Foto diambil dari Apple Daily.
Para legislator dan Asosiasi Buruh Internasional Taiwan (TIWA) telah memulai diskusi beberapa hari yang lalu. Untuk waktu yang lama, Ronggong Engineering Co., Ltd. hanya membayar pekerja migran dengan upah sangat rendah dan gagal membayar lembur sesuai hukum. Setelah rapat koordinasi di antara Biro Tenaga Kerja New Taipei, kemarin (12/10) selama 4 jam, Rong Gong dan 57 pekerja migran Indonesia mencapai kesepakatan tentang perbedaan gaji, upah lembur dan upah hari libur khusus, dan lainnya dengan menandatangani mediasi. Biro Tenaga Kerja berhasil membantu para pekerja migran Indonesia mendapatkan uang sejumlah NT$ 9,2 juta.

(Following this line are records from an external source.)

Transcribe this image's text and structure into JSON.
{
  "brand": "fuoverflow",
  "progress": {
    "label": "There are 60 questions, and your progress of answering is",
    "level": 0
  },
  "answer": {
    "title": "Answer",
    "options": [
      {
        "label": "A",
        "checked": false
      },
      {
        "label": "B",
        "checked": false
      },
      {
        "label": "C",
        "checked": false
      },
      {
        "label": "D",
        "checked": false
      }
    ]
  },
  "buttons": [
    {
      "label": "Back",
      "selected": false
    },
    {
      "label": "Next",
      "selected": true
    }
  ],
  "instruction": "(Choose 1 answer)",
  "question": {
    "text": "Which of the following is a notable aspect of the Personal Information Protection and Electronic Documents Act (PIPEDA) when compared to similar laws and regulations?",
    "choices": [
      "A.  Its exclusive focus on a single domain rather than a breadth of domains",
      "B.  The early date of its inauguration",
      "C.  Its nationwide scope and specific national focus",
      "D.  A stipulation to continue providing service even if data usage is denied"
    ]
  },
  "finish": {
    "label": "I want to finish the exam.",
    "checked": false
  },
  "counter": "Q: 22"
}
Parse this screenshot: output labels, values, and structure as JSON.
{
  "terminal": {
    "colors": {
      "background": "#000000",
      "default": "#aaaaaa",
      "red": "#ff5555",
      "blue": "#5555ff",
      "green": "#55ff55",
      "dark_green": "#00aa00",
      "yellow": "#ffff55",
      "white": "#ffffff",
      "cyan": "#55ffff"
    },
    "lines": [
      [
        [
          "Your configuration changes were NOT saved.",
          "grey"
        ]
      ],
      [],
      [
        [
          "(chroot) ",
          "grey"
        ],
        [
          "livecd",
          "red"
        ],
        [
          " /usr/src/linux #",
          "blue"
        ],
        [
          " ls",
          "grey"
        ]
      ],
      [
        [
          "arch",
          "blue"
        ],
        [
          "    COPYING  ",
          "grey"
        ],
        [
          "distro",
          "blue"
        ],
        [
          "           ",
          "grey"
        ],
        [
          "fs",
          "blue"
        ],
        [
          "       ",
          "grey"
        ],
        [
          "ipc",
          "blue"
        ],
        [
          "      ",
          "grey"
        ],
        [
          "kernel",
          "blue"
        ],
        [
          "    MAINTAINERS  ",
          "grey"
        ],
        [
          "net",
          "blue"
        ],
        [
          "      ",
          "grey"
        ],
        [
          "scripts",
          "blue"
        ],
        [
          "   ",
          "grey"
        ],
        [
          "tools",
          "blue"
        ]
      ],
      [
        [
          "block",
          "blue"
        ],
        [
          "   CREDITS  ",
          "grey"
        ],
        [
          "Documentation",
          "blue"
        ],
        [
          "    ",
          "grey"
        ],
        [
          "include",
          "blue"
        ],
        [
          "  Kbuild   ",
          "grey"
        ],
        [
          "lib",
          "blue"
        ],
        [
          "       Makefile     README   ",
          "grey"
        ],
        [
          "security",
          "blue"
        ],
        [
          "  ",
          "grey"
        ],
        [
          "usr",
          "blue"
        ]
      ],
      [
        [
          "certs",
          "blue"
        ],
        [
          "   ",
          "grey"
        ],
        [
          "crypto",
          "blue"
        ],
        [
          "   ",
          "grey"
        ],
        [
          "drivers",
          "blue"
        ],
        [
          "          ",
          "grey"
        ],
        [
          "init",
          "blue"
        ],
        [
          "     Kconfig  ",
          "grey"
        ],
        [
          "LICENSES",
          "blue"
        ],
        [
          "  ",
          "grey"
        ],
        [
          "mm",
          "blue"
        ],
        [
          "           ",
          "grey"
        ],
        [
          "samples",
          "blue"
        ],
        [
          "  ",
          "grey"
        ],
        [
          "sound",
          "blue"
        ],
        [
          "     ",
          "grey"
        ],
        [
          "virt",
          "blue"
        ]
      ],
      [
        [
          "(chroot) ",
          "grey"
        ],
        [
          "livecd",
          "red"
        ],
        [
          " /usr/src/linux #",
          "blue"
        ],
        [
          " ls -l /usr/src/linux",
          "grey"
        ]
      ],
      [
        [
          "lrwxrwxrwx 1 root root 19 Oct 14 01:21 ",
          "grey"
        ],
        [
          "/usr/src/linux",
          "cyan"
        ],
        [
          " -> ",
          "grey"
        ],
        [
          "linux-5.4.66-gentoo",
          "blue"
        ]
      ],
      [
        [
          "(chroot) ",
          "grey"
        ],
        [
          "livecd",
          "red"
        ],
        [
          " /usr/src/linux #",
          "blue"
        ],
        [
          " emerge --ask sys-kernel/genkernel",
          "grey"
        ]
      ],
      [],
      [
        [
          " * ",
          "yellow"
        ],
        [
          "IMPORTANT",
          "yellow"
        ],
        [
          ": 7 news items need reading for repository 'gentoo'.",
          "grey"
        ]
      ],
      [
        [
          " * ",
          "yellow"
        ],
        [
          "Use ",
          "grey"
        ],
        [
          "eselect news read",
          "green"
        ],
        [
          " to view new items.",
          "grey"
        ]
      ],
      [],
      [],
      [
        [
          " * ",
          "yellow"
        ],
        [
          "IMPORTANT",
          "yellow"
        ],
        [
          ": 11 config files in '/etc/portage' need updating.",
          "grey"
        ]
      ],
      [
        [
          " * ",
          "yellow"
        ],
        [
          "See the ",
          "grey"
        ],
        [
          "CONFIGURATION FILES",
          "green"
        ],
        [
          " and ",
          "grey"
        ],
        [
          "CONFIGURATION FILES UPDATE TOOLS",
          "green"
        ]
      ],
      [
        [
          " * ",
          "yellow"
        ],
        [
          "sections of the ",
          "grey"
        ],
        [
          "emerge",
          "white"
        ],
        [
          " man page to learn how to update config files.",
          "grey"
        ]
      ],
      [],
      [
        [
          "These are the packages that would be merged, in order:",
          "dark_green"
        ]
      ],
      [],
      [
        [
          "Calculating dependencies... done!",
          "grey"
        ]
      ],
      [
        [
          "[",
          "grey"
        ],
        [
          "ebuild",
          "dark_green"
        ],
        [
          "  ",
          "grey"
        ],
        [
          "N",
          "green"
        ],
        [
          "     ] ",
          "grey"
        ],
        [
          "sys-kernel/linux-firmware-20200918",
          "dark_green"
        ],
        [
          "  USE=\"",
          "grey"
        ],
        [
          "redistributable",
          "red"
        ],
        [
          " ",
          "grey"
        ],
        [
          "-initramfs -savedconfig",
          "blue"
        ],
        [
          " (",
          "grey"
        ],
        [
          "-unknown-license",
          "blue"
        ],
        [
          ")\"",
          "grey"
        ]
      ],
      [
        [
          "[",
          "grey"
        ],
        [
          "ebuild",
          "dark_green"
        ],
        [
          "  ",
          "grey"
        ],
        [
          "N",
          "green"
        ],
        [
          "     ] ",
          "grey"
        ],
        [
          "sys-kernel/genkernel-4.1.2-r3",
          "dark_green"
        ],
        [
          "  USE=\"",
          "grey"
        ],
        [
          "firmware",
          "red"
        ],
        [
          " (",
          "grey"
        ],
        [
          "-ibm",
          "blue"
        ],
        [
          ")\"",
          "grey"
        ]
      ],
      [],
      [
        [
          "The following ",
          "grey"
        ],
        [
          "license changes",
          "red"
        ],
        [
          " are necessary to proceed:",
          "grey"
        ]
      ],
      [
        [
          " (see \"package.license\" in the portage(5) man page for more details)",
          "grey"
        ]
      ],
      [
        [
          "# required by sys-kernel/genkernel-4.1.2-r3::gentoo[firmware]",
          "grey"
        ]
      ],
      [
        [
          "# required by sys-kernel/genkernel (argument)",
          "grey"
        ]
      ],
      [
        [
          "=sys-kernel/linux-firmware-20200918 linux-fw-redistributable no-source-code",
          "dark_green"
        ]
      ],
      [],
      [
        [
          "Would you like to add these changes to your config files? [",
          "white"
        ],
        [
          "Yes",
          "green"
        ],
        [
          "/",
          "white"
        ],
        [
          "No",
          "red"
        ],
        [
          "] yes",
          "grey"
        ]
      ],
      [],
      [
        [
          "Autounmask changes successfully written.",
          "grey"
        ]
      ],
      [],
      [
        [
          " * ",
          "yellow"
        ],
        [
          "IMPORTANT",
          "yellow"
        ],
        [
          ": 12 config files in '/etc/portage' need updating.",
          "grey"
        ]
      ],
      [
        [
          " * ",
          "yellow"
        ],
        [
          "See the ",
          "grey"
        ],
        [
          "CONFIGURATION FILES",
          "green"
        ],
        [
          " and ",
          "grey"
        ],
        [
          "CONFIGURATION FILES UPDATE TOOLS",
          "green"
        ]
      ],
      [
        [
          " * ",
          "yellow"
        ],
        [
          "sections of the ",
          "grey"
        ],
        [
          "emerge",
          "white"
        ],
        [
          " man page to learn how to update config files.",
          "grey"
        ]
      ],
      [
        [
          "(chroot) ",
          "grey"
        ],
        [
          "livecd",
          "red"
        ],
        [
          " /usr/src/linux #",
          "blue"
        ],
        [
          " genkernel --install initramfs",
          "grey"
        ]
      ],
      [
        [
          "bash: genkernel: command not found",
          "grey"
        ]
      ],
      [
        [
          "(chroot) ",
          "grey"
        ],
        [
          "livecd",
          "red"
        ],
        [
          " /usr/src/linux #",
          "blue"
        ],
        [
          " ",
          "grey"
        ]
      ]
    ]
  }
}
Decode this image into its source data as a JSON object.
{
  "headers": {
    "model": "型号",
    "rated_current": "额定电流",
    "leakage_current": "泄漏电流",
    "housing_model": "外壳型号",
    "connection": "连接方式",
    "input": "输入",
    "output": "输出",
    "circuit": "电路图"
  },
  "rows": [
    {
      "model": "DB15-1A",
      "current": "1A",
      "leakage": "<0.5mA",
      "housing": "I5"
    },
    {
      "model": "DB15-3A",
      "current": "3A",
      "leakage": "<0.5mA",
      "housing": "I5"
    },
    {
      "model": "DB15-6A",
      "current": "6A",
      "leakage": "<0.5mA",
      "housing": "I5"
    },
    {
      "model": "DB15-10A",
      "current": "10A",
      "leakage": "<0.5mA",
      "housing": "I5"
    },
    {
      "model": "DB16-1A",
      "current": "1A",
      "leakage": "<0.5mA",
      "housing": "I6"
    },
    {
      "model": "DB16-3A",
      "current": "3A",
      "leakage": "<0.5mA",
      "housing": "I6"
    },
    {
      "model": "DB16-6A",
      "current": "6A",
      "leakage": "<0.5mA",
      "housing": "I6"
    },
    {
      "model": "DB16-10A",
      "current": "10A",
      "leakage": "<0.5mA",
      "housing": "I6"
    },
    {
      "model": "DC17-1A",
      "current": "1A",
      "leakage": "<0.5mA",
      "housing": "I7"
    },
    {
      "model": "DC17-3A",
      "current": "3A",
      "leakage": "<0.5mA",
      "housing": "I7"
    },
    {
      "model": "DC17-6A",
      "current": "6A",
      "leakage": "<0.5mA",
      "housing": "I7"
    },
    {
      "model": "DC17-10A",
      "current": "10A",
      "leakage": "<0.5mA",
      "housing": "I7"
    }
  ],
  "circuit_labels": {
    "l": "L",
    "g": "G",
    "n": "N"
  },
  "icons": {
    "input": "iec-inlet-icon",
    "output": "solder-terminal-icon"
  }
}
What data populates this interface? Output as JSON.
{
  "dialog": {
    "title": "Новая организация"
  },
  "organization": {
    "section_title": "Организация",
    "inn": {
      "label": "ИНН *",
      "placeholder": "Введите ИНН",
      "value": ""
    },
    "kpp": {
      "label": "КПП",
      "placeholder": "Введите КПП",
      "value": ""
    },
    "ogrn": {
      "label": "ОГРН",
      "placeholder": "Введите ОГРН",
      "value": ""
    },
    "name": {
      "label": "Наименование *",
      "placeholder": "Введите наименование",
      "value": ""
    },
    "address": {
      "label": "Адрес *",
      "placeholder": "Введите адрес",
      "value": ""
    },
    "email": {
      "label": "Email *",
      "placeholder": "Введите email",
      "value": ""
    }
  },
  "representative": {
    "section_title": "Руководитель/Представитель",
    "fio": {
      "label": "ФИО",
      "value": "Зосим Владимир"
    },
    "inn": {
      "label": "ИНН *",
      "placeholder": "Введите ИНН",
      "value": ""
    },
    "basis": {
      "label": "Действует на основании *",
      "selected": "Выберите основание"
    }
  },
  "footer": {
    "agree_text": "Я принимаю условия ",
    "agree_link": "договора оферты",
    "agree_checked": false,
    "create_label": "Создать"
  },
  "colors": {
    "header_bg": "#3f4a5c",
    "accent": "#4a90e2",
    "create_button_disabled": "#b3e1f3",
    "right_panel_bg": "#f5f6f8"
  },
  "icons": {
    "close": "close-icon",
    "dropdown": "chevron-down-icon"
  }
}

Biro Tenaga Kerja menunjukkan bahwa pada rapat koordinasi ini, Ketua TIWA Chen Suxiang, staf dari KDEI, dan Biro MRT semuanya mengirim perwakilan ke pertemuan tersebut. Kasus bermula karena Ronggong Engineering dan perusahaan konstruksi milik negara Indonesia “Wika” bersama-sama mengontrak proyek MRT Sanying Line, yang digugat oleh pekerja. Sudah lama, upah Wika Indonesia langsung berdasarkan tingkat gaji lokal dalam rupiah Indonesia. Rekening Indonesia yang dikeluarkan untuk pekerja migran menghasilkan kurang dari NT$ 10.000 dalam gaji bulanan yang sebenarnya. Menurut pekerja migran, “jumlah jam lembur per bulan melebihi 100, tetapi upah lembur per jam hanya NT$ 47.”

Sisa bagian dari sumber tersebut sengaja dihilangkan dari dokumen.